On a recent winter afternoon, a gathering of the Somali Bantu Community Association of Pittsburgh winds down in the ballroom of the University of Pittsburgh student union. Festivities have ended and many of the families have packed up and headed home.
While the few remaining adults sit talking or waiting in small groups, several teenage girls in customary head scarves flit between the tables exchanging text messages on their cell phones. Up at the front podium, a clutch of young men are still swapping DJ duties, connecting their music players to the PA system.
On the dance floor, a group of a half-dozen young boys comes together. Dressed in sweatshirts and snow boots, they look like average American city kids. The music throbs with a dance beat infused with an unmistakable African flavor. The boys move hesitantly at first, but soon they are stomping and clapping with more confidence, their steps and routines echoing those of the adults whose traditional dances entertained the gathering an hour earlier.
The scene symbolizes the lives of the Somali Bantu refugees in the Pittsburgh region – blending in to their new community while still holding firmly to cultural traditions of dress, dance and social hierarchy from their homes in Somalia, the war-torn country on the eastern coast of Africa. It was that desire to preserve their old traditions and the need to adapt to their new home that led to the formation of the Somali Bantu Community Association of Pittsburgh in 2004.
“Our mission is to help each other and also maintain our culture,” says Aweys Mwaliya, president of the association.
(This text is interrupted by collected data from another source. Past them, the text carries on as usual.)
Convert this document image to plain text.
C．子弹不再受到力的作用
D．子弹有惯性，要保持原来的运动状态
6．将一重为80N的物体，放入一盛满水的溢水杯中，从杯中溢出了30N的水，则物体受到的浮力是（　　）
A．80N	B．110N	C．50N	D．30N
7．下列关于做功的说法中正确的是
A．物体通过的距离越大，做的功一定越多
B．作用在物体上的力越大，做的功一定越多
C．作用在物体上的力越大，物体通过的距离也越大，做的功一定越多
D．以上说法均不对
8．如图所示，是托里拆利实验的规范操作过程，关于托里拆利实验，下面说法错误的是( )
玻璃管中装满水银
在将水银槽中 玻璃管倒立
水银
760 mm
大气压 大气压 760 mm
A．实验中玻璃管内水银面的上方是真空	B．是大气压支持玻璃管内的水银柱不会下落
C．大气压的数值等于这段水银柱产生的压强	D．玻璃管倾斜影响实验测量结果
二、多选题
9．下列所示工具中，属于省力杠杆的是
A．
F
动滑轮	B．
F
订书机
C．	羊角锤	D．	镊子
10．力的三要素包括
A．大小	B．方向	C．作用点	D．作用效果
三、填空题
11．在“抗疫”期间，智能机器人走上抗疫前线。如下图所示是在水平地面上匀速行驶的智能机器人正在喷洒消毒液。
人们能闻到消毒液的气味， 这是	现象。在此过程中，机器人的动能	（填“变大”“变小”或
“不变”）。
Helping each other was essential, he says, especially for the early arrivals, because they relied on those who came first to find housing – not easy for traditionally large family groups – and to find their way around the city and connect to local services. And all of them wanted to find someone, something familiar in their strange new surroundings.
“Back home, through the different things we have been living through, we have learned to support each other,” Mwaliya says.
In his soft-spoken way, he is referring to the fact that the Somali Bantu people, who had been an ethnic minority in Somalia, did not leave their homes by choice. Their ancestors had been brought to Somalia by Arab slave traders in the 1800s. More recently, decades of internal warfare, worsened by ethnic discrimination and the threat of death, forced them to flee their country by the tens of thousands in the late 1990s.
“OUR MISSION IS TO HELP EACH OTHER AND ALSO MAINTAIN OUR CULTURE.”
First they lived in refugee camps in nearby countries, and then, in the early 2000s, thousands of them starting coming to Pittsburgh and other cities across the United States as part of resettlement efforts led by the Office of the United Nations High Commissioner for Refugees (UNHCR) and numerous local agencies. For many of them, it was the ultimate culture shock.
“I didn’t know where anything was,” recalls Yussuf Muyu, now 24, who arrived in Pittsburgh in the winter of 2004 from a refugee camp in Kenya. “I was happy and nervous and sad” about leaving everything he knew to a come to a place that seemed safer, but at the same time so unfamiliar.
He remembers his amazement at seeing grocery store shelves filled with food, although he worried about not fitting in, especially at school. He didn’t speak any English, which made it difficult in class and also in making friends. There were, as he says, some “miscommunications” with some teenagers from the local community.
But thanks to classes in English as a Second Language and one particularly helpful teacher at Schenley High School who helped him get his homework finished, Muyu learned to speak, read and write in English, and slowly settled in.
For Muyu and many others like him, the support system provided by the Somali Bantu Community Association has made all the difference. Now he works as a chef at the Giant Eagle Market District store in Shadyside, and is married with two children. Following cultural tradition, his marriage to another Somali refugee was arranged by their families, but he says he wouldn’t have it any other way.
“That is how it will be for my daughters, too,” he says. “But that is the balance that we follow. We have the strength and support from our own community, and we remember where we came from, but we also have the opportunity to be American.”
Social service providers say it is that balance of the old and the new that make groups like the Somali Bantu Community Association so important in the process of helping international newcomers find their way in their new home.
Kheir Mugwaneza, Director of Refugee Resettlement at the Northern Area Multi-Service Center in Sharpsburg Borough just outside of Pittsburgh, says the Somali Bantu Community Association done well at helping its members find their way around the community while also preserving cultural traditions.
“The ones who had been here longer, they felt it was their responsibility to help,” he says. “At the beginning, they didn’t really realize they had a community association,  they were just doing what they were doing back in Africa, which is just helping each other. Then they realized they needed to do it in a more organized way.”
And just as the Somali Bantu Community Association has been a point of focus and support for its members, The Global Switchboard has been a place for them to connect with an even larger community of people and organizations looking for ways to help make the region a more globally engaged place to live.
“It’s like a network for the community, and I don’t think we need to go outside for some other resources,” says Aweys Mwaliya. “This is a place where if I need help with any other stuff that I can get, because we have…a lot of organizations here who are working internationally and locally here, so it’s really very good for us.”